I never told you how I came to the convent, although I think you knew and never asked me. When I was two years old, my mother died of tuberculosis, leaving behind my father and me. He was a fisherman and was at sea more than on land, there was no one to look after me, so he took me to the convent when I was four years old. Every weekend he would come to fetch me, take me
to our house in Kokkinos Pirgos and then return me to the convent. On my seventh birthday he came to the convent and brought me a doll – it was my first and only doll – that he had bought at a shop in Athens. He said that he would go out fishing one more week, and then he’d come for me and would never leave me again, he told me he had collected enough money to open a small taverna, and I would go to school, and then I’d help him. That was the longest week of my life. I thought it would never end. When the day finally came, Sister Dionysia got me ready to leave. I stood impatiently on the convent stairs and waited for him to come, my left hand holding tightly to the doll he had brought me. But he didn’t come. I waited the next day, and the one after that and the following weeks and months, he didn’t come.
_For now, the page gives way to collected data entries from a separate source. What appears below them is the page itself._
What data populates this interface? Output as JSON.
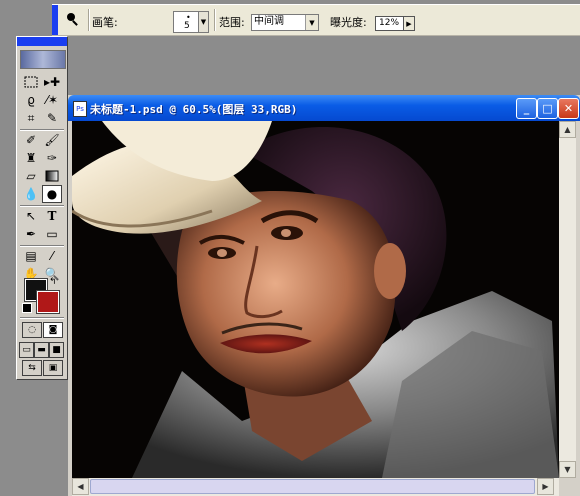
{
  "options_bar": {
    "tool_icon": "magnifier-burn-icon",
    "brush_label": "画笔:",
    "brush_size": "5",
    "range_label": "范围:",
    "range_value": "中间调",
    "exposure_label": "曝光度:",
    "exposure_value": "12%"
  },
  "toolbox": {
    "tools": [
      "rectangular-marquee-icon",
      "move-icon",
      "lasso-icon",
      "magic-wand-icon",
      "crop-icon",
      "slice-icon",
      "healing-brush-icon",
      "brush-icon",
      "clone-stamp-icon",
      "history-brush-icon",
      "eraser-icon",
      "gradient-icon",
      "blur-icon",
      "burn-icon",
      "path-selection-icon",
      "type-icon",
      "pen-icon",
      "rectangle-shape-icon",
      "notes-icon",
      "eyedropper-icon",
      "hand-icon",
      "zoom-icon"
    ],
    "foreground_color": "#111111",
    "background_color": "#b01818"
  },
  "document": {
    "title": "未标题-1.psd @ 60.5%(图层 33,RGB)"
  }
}
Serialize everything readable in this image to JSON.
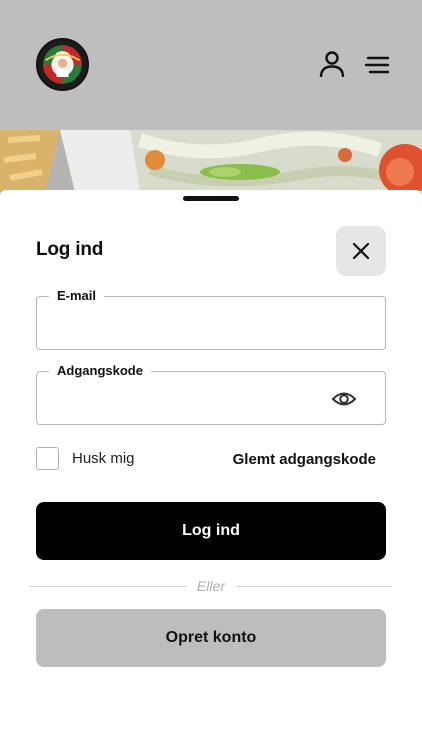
{
  "header": {
    "logo": "restaurant-logo",
    "icons": {
      "user": "user-icon",
      "menu": "hamburger-menu-icon"
    }
  },
  "login": {
    "title": "Log ind",
    "close_icon": "close-icon",
    "email": {
      "label": "E-mail",
      "value": "",
      "placeholder": ""
    },
    "password": {
      "label": "Adgangskode",
      "value": "",
      "placeholder": "",
      "toggle_icon": "eye-icon"
    },
    "remember_label": "Husk mig",
    "remember_checked": false,
    "forgot_label": "Glemt adgangskode",
    "submit_label": "Log ind",
    "divider_label": "Eller",
    "signup_label": "Opret konto"
  },
  "colors": {
    "header_bg": "#bebebe",
    "primary_button": "#000000",
    "secondary_button": "#bdbdbd"
  }
}
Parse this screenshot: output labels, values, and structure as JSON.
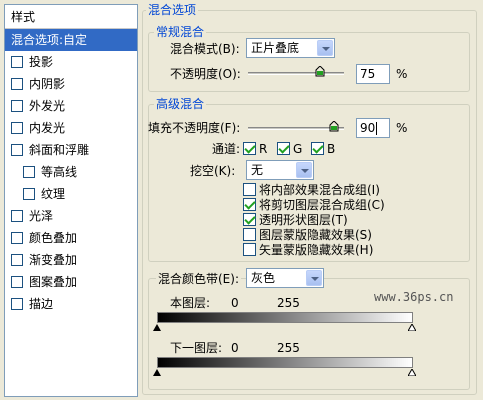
{
  "sidebar": {
    "title": "样式",
    "items": [
      {
        "label": "混合选项:自定",
        "checkbox": false,
        "selected": true,
        "indent": 0
      },
      {
        "label": "投影",
        "checkbox": true,
        "checked": false,
        "indent": 0
      },
      {
        "label": "内阴影",
        "checkbox": true,
        "checked": false,
        "indent": 0
      },
      {
        "label": "外发光",
        "checkbox": true,
        "checked": false,
        "indent": 0
      },
      {
        "label": "内发光",
        "checkbox": true,
        "checked": false,
        "indent": 0
      },
      {
        "label": "斜面和浮雕",
        "checkbox": true,
        "checked": false,
        "indent": 0
      },
      {
        "label": "等高线",
        "checkbox": true,
        "checked": false,
        "indent": 1
      },
      {
        "label": "纹理",
        "checkbox": true,
        "checked": false,
        "indent": 1
      },
      {
        "label": "光泽",
        "checkbox": true,
        "checked": false,
        "indent": 0
      },
      {
        "label": "颜色叠加",
        "checkbox": true,
        "checked": false,
        "indent": 0
      },
      {
        "label": "渐变叠加",
        "checkbox": true,
        "checked": false,
        "indent": 0
      },
      {
        "label": "图案叠加",
        "checkbox": true,
        "checked": false,
        "indent": 0
      },
      {
        "label": "描边",
        "checkbox": true,
        "checked": false,
        "indent": 0
      }
    ]
  },
  "blend_options": {
    "section_title": "混合选项",
    "general": {
      "title": "常规混合",
      "mode_label": "混合模式(B):",
      "mode_value": "正片叠底",
      "opacity_label": "不透明度(O):",
      "opacity_value": "75",
      "opacity_fraction": 0.75,
      "unit": "%"
    },
    "advanced": {
      "title": "高级混合",
      "fill_label": "填充不透明度(F):",
      "fill_value": "90",
      "fill_fraction": 0.9,
      "unit": "%",
      "channels_label": "通道:",
      "channels": [
        {
          "label": "R",
          "checked": true
        },
        {
          "label": "G",
          "checked": true
        },
        {
          "label": "B",
          "checked": true
        }
      ],
      "knockout_label": "挖空(K):",
      "knockout_value": "无",
      "options": [
        {
          "label": "将内部效果混合成组(I)",
          "checked": false
        },
        {
          "label": "将剪切图层混合成组(C)",
          "checked": true
        },
        {
          "label": "透明形状图层(T)",
          "checked": true
        },
        {
          "label": "图层蒙版隐藏效果(S)",
          "checked": false
        },
        {
          "label": "矢量蒙版隐藏效果(H)",
          "checked": false
        }
      ]
    },
    "blend_if": {
      "label": "混合颜色带(E):",
      "value": "灰色",
      "this_layer_label": "本图层:",
      "this_layer_min": "0",
      "this_layer_max": "255",
      "underlying_label": "下一图层:",
      "underlying_min": "0",
      "underlying_max": "255",
      "watermark": "www.36ps.cn"
    }
  },
  "colors": {
    "accent": "#0046d5",
    "selection": "#316ac5",
    "background": "#ece9d8"
  }
}
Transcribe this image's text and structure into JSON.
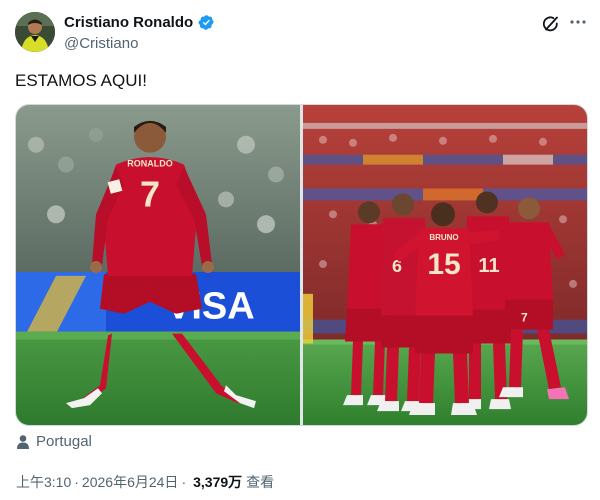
{
  "author": {
    "display_name": "Cristiano Ronaldo",
    "handle": "@Cristiano",
    "verified": true,
    "verified_color": "#1d9bf0"
  },
  "actions": {
    "grok_icon": "grok-icon",
    "more_icon": "more-horizontal-icon"
  },
  "tweet": {
    "text": "ESTAMOS AQUI!"
  },
  "media": {
    "left_photo": {
      "jersey_name": "RONALDO",
      "jersey_number": "7",
      "board_text": "VISA"
    },
    "right_photo": {
      "numbers": [
        "6",
        "15",
        "11",
        "7"
      ],
      "jersey_name": "BRUNO"
    }
  },
  "location": {
    "icon": "person-location-icon",
    "text": "Portugal"
  },
  "meta": {
    "time": "上午3:10",
    "separator": "·",
    "date": "2026年6月24日",
    "views_count": "3,379万",
    "views_label": "查看"
  },
  "colors": {
    "text_primary": "#0f1419",
    "text_secondary": "#536471",
    "jersey_red": "#c8102e",
    "pitch_green": "#3f8a3a"
  }
}
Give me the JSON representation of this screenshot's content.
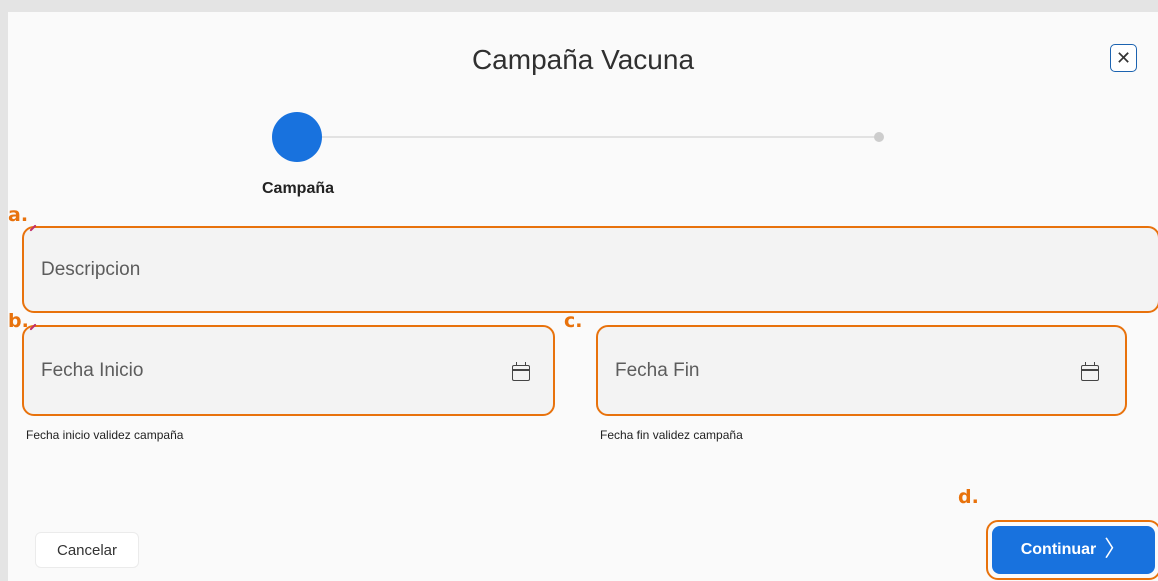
{
  "dialog": {
    "title": "Campaña Vacuna",
    "close_icon": "close-icon"
  },
  "stepper": {
    "steps": [
      {
        "label": "Campaña",
        "state": "active"
      },
      {
        "label": "",
        "state": "pending"
      }
    ],
    "active_color": "#1872de"
  },
  "markers": {
    "a": "a.",
    "b": "b.",
    "c": "c.",
    "d": "d."
  },
  "form": {
    "descripcion": {
      "placeholder": "Descripcion",
      "value": "",
      "required": true
    },
    "fecha_inicio": {
      "placeholder": "Fecha Inicio",
      "value": "",
      "required": true,
      "helper": "Fecha inicio validez campaña",
      "icon": "calendar-icon"
    },
    "fecha_fin": {
      "placeholder": "Fecha Fin",
      "value": "",
      "helper": "Fecha fin validez campaña",
      "icon": "calendar-icon"
    }
  },
  "footer": {
    "cancel_label": "Cancelar",
    "continue_label": "Continuar",
    "continue_icon": "chevron-right-icon"
  },
  "colors": {
    "highlight": "#e8720c",
    "primary": "#1872de",
    "close_border": "#1c63b0"
  }
}
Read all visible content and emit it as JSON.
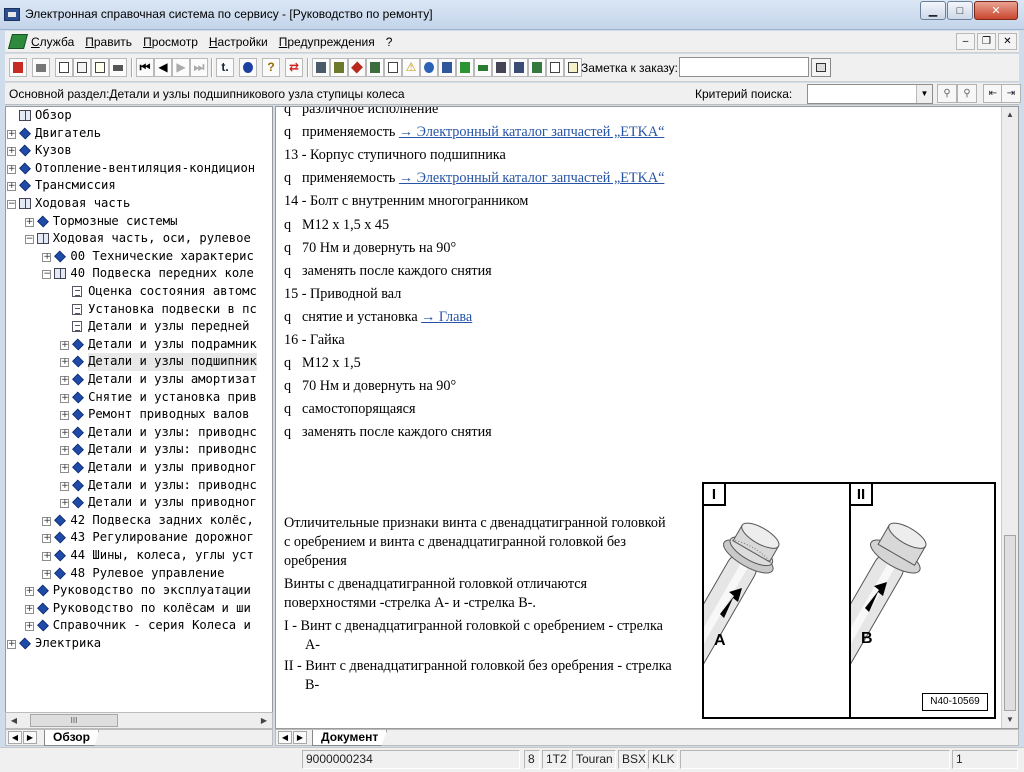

When I turned fourteen, the day before you came to the convent, Sister Theoktisti told me that she and I would go for a walk through the olive groves behind the convent. While we were walking, she told me that I needed to know the truth about why my father never came that day. I don’t know whether I wanted to hear the truth, I was more afraid of it than the fact that he hadn’t come. She told me that the night he came to visit me in the convent, he had gone out in a boat; there was a terrible storm that night and it was too much for the boat; it was an old boat and not even his; he had borrowed it. His body was never found, but several weeks after the accident some fisherman found the plank on which the name of the boat was written, Elpida. That was the boat’s name: Hope.
Women Imprisoned on the Islands: Oksana
This morning Igor went off to see the doctor about coming to examine Evgenii. Even though Igor said the doctor had promised yesterday evening he would come, this morning he refused, saying he couldn’t because he’d have problems later on with the islanders. Evgenii ran a temperature all night; he was coughing constantly and spitting up blood. Igor said he’d try once more to convince him. The doctor is from Crete; he comes to Gavdos on the last boat in the autumn and goes back on the first in the spring. No one apparently wants to accept work on Gavdos, there isn’t even a clinic here, and he’s not even a real doctor, they say that he abandoned his medical studies in his fourth year.